THE HIGH SEASON in Chiang Mai falls between November and February, after the monsoon rains and before the burning season, when farmers in the surrounding valleys set fire to old rice stalks and smoke shrouds the mountains that ring the northern Thai city. For four months, when the air is cool and dry and clear, the city sees a surge in socalled digital nomads, migratory laptoptoting entrepreneurs who make their livings online and can work from anywhere.

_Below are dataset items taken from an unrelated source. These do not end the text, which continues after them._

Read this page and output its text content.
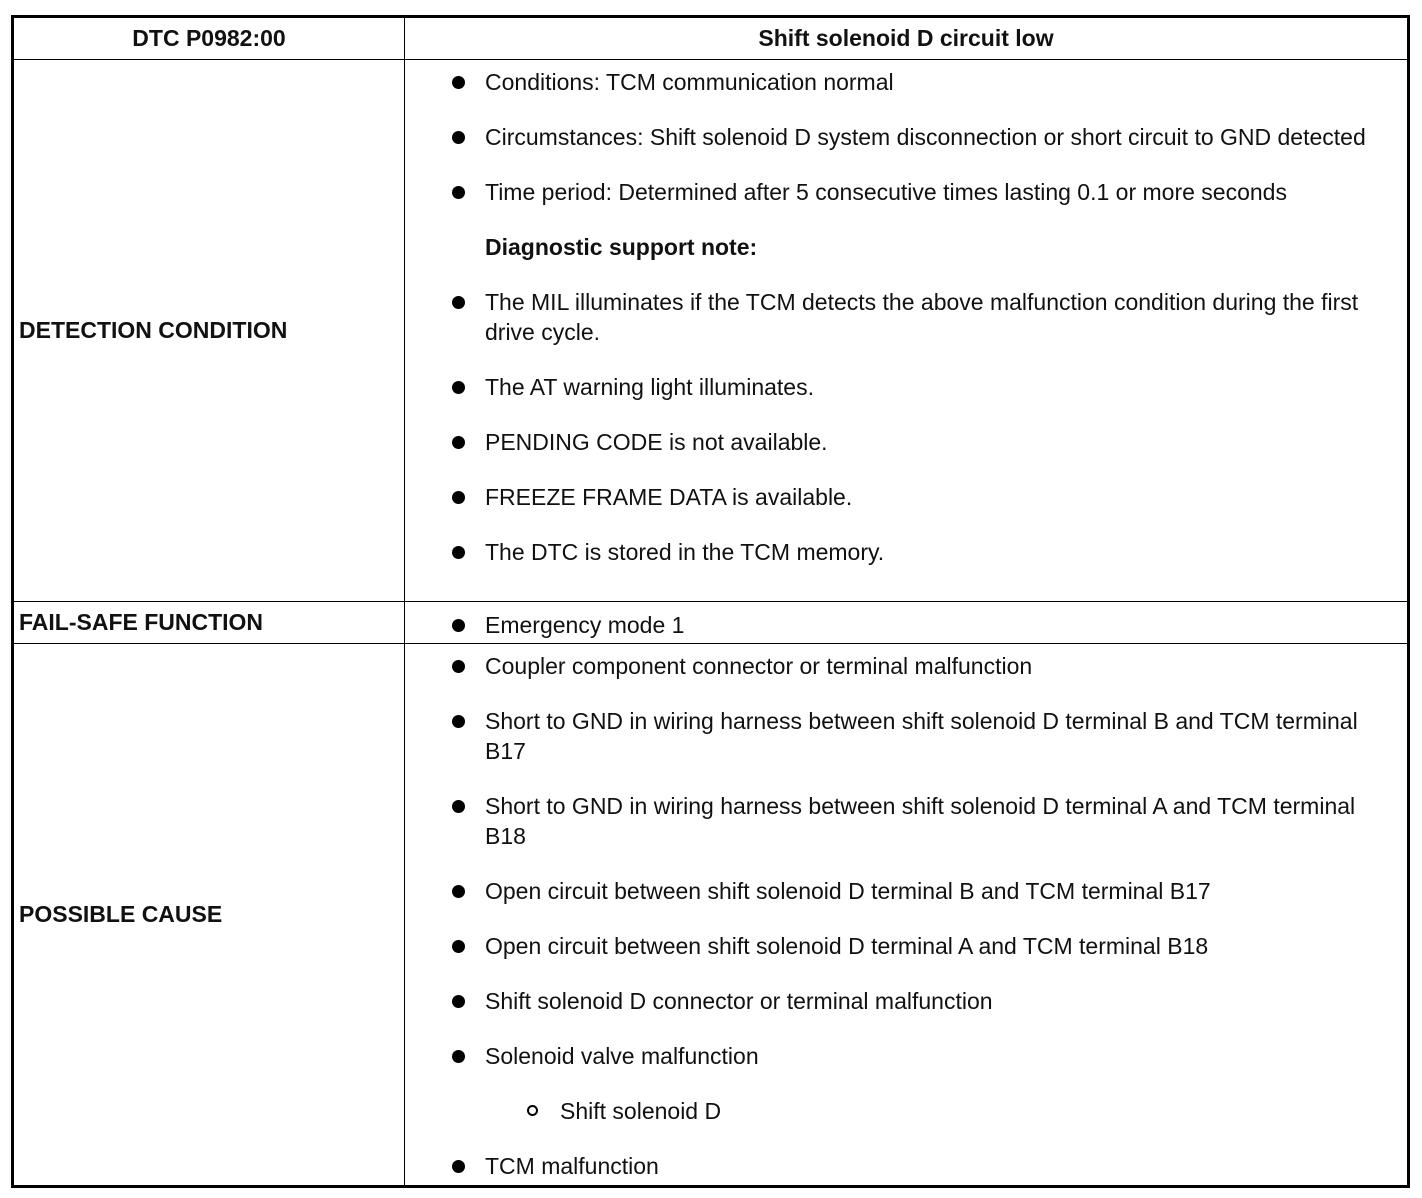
DTC P0982:00	Shift solenoid D circuit low
DETECTION CONDITION
Conditions: TCM communication normal
Circumstances: Shift solenoid D system disconnection or short circuit to GND detected
Time period: Determined after 5 consecutive times lasting 0.1 or more seconds
Diagnostic support note:
The MIL illuminates if the TCM detects the above malfunction condition during the first drive cycle.
The AT warning light illuminates.
PENDING CODE is not available.
FREEZE FRAME DATA is available.
The DTC is stored in the TCM memory.
FAIL-SAFE FUNCTION	Emergency mode 1
POSSIBLE CAUSE
Coupler component connector or terminal malfunction
Short to GND in wiring harness between shift solenoid D terminal B and TCM terminal B17
Short to GND in wiring harness between shift solenoid D terminal A and TCM terminal B18
Open circuit between shift solenoid D terminal B and TCM terminal B17
Open circuit between shift solenoid D terminal A and TCM terminal B18
Shift solenoid D connector or terminal malfunction
Solenoid valve malfunction
Shift solenoid D
TCM malfunction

Ten years after the movement was birthed by Tim Ferriss’s blockbuster 2007 best seller The 4-Hour Workweek: Escape 9–5, Live Anywhere, and Join the New Rich, an ever expanding archipelago of digital-nomad hubs has arisen; Medellín, Berlin, and Ubud are among the most popular. But none more so than Chiang Mai. Because of the hospitable weather; low cost of living; tasty food; and abundance of cafés, co-working spaces, free Wi-Fi, and other digital nomads, Chiang Mai is an attractive launchpad for a virgin business-minded vagabond, a place where you can buy time to bootstrap your start-up. Virtually every day in Nimman, a neighborhood west of the old city favored by this tribe, there are meetups and networking groups and evening get- togethers, with a vibe that’s half-hippie, half-hustler. It’s a place full of people looking to radically change their lives, and so inevitably it has a robust personal-development scene.